Jones and her family recently moved to the Gainesville area from Orange County. After enrolling her son at Buchholz, she noticed a lack of campus security.
“We walked right into open double doors, and we walked around that mall area for about five minutes looking for the office,” she said. “No one stopped us. No one asked us anything. I never saw a police officer.”
The bomb threats and varying evacuation processes have solidified Jones’ worries over her son’s safety.
Jones’ son, who was on campus during the bomb threats, is now missing additional days due to a possible COVID-19 exposure on campus. When Jones went to the school to pick up her son to quarantine, she had no issue walking into the building.
“I walked right in,” Jones said. “I could have gone and sat in a classroom if I wanted.
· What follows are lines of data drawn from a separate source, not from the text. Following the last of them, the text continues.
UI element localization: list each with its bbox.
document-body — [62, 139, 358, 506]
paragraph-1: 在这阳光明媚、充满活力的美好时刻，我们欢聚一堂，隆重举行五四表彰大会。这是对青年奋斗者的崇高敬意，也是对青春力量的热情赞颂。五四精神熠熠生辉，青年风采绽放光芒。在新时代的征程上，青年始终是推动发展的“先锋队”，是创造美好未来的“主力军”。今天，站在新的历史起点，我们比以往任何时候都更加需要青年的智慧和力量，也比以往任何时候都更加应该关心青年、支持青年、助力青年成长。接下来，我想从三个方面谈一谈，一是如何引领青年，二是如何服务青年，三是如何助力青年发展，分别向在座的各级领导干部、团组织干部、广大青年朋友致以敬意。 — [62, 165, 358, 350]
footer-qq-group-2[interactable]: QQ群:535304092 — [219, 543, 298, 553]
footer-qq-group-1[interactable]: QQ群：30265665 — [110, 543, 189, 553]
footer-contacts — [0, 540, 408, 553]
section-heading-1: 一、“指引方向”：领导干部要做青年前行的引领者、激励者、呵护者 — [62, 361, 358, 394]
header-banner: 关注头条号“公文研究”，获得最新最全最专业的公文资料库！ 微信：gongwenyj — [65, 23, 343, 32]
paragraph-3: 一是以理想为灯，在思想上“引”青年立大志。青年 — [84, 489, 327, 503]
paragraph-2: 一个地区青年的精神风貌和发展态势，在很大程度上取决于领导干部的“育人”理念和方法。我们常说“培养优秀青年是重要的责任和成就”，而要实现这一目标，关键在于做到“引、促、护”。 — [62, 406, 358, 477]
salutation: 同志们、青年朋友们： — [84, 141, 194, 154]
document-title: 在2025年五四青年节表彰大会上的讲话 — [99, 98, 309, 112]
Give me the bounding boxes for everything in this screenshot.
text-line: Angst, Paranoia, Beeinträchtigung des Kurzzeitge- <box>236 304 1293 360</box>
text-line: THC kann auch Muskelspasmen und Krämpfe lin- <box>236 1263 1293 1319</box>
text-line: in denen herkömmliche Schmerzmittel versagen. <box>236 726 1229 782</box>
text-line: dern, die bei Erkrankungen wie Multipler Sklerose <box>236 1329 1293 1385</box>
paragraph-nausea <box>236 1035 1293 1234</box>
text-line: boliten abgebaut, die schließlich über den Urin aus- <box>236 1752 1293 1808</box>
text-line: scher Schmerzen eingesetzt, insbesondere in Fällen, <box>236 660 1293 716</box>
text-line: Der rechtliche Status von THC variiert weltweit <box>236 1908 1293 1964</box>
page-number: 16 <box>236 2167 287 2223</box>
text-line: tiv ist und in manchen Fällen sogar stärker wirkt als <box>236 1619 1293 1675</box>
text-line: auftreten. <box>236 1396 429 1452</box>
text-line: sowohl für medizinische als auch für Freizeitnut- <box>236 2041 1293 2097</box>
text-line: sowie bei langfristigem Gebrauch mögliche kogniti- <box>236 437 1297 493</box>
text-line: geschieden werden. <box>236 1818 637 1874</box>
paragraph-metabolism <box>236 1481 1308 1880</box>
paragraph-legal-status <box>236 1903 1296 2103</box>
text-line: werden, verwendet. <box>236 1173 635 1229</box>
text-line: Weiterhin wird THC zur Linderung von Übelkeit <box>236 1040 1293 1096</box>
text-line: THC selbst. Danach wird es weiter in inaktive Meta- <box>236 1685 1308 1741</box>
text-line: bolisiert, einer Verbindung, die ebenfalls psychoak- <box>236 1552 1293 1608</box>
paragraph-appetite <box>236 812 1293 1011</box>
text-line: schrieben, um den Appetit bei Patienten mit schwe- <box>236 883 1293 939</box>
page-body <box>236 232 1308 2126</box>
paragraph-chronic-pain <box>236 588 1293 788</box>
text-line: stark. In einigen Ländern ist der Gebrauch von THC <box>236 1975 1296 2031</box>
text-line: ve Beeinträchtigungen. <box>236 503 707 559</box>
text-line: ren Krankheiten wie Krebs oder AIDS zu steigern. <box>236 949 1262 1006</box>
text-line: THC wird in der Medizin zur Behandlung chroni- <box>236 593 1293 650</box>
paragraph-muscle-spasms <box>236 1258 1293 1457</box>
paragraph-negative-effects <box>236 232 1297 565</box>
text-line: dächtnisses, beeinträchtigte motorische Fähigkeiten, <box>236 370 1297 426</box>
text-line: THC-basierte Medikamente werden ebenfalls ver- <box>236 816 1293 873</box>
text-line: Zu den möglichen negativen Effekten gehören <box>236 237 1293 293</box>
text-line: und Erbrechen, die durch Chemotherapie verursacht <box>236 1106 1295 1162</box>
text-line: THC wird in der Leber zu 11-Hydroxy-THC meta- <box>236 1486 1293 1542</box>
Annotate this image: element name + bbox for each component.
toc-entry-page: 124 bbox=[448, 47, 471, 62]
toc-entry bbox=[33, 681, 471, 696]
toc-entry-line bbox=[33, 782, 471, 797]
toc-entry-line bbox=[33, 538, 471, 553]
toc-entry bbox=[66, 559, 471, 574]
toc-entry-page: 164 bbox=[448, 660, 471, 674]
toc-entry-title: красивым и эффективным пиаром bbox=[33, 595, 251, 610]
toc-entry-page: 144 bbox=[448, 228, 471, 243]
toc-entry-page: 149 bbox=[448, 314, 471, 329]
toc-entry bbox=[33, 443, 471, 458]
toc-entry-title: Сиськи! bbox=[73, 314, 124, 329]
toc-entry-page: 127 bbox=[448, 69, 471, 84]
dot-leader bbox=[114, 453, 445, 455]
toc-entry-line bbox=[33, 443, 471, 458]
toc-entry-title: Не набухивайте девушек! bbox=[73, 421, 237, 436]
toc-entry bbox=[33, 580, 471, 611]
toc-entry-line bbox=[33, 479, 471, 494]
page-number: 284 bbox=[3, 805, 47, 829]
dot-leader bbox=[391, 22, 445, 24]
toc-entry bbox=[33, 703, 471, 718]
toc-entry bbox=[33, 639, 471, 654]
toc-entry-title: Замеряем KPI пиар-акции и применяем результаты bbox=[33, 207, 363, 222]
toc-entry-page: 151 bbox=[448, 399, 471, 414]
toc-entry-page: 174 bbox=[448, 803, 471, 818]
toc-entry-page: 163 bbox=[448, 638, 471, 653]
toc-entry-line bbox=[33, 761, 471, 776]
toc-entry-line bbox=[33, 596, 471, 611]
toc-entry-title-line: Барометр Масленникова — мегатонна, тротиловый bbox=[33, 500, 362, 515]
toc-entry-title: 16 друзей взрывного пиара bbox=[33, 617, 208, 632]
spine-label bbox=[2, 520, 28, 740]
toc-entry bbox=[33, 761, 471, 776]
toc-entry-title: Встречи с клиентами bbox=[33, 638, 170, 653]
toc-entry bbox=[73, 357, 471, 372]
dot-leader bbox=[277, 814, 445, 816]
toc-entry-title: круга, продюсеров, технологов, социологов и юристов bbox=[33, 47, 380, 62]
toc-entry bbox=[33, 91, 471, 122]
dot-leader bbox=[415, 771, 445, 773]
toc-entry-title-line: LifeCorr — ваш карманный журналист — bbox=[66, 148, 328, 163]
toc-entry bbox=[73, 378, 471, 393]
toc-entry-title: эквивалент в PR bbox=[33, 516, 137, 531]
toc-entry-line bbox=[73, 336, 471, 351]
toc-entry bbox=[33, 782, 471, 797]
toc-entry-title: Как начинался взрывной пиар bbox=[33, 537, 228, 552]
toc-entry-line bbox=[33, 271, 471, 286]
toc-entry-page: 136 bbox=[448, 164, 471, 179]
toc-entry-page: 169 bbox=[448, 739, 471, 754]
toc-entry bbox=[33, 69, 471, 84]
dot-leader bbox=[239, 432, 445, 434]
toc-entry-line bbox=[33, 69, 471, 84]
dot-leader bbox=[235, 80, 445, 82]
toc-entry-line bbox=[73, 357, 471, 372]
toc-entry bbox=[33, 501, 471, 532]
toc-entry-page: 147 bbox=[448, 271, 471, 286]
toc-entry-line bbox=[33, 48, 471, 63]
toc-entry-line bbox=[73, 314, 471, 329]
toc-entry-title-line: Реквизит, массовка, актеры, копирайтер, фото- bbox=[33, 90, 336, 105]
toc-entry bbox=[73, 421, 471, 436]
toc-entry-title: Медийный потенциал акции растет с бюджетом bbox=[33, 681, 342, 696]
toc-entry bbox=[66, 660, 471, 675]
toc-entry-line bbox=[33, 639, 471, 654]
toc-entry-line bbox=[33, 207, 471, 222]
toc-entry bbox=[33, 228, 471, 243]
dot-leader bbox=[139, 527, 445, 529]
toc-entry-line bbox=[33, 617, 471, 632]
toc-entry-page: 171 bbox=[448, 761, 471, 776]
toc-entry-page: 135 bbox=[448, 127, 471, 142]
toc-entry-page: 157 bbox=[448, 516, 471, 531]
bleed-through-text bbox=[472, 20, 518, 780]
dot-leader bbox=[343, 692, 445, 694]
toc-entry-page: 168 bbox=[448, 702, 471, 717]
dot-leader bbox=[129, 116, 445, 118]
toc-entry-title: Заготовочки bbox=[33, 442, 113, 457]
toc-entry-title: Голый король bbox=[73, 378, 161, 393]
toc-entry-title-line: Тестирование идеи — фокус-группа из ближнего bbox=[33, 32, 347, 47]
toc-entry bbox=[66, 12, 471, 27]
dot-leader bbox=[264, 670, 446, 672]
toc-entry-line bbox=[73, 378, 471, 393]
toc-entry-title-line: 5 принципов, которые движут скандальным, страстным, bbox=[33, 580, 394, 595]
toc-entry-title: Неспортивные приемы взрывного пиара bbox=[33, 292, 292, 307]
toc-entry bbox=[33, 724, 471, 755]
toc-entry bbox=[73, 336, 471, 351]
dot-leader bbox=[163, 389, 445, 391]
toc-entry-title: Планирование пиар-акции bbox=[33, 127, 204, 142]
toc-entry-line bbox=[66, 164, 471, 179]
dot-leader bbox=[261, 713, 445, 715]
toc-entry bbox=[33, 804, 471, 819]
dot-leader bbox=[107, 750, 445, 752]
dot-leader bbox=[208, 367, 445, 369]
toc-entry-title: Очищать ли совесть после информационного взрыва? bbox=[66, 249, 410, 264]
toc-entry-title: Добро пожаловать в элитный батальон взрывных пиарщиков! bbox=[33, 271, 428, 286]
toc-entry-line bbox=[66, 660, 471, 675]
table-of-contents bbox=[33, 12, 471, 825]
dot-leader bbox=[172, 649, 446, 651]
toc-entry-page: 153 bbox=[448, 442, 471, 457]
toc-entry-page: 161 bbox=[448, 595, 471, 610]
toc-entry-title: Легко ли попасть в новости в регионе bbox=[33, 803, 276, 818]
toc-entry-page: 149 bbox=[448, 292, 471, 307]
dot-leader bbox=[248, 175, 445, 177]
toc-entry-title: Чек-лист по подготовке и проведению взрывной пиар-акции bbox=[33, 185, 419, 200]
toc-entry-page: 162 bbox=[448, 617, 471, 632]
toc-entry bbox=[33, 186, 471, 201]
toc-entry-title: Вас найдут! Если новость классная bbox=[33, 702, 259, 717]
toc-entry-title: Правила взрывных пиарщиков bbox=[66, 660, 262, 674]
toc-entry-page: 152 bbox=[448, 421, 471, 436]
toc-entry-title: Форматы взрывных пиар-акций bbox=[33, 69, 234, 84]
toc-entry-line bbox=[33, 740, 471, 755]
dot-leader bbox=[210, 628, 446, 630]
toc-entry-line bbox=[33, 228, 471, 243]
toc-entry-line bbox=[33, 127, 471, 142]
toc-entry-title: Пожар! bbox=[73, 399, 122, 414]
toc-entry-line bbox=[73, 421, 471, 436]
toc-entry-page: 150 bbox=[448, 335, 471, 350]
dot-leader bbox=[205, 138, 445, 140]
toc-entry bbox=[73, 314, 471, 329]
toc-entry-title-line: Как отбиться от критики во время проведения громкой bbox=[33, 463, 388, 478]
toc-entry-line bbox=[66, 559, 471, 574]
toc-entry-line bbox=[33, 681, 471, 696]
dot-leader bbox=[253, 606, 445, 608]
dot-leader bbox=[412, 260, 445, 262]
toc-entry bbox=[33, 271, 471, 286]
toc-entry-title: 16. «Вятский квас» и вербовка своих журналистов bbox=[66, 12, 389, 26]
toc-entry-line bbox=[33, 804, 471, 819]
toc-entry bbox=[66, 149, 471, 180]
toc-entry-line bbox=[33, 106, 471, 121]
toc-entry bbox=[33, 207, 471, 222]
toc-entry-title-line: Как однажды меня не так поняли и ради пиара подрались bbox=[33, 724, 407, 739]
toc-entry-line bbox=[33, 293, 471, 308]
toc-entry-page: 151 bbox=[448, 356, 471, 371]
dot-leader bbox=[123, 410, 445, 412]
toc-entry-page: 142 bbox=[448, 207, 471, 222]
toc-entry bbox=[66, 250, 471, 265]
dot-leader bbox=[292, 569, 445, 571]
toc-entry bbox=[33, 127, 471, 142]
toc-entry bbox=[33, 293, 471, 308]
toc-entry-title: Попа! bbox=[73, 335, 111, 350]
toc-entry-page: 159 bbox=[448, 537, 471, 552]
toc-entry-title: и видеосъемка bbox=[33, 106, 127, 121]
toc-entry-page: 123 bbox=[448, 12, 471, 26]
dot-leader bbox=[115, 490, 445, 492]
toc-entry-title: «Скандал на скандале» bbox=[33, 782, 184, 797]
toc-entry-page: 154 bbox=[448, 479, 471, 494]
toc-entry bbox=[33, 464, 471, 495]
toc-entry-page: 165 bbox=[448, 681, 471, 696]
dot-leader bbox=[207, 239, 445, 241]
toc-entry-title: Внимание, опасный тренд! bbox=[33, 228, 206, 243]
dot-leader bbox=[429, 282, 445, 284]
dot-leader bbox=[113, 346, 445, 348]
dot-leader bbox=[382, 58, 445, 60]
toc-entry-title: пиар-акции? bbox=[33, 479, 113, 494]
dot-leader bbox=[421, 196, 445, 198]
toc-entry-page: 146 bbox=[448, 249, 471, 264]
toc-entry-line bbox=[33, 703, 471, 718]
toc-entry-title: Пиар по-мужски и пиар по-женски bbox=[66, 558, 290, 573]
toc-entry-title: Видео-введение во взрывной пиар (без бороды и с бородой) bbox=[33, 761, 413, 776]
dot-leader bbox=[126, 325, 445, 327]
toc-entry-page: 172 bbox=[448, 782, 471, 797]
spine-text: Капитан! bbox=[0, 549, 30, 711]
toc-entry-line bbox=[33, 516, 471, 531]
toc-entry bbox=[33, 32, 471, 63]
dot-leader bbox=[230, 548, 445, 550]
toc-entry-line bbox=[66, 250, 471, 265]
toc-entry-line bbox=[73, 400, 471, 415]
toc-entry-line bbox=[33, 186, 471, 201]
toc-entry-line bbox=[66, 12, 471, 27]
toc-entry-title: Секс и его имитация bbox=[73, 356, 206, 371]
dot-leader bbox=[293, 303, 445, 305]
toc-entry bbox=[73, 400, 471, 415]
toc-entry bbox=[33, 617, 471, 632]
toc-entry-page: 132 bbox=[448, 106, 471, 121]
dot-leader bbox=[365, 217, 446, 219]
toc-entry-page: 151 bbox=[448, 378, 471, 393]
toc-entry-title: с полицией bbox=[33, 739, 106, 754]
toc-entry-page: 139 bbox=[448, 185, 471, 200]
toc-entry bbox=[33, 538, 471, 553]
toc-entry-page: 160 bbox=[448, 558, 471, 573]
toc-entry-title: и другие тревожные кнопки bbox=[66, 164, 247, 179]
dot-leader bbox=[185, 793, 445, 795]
I don’t think anybody would’ve stopped me.”
Jones believes there needs to be more communication from the school’s administration to the community.
For parents who may not be able to be as active in their student’s schooling due to work, Jones expressed concern about the lost educational resources available to those families.
“The principal needs to address the community,” she said. “The school board needs to address the community. Something needs to be put in place for these kids so that they don’t continue to miss all this learning.”
You can submit tips anonymously or on record to Alachua County Crime Stoppers at 1+(352)-372-STOP for up to a $1,000 reward.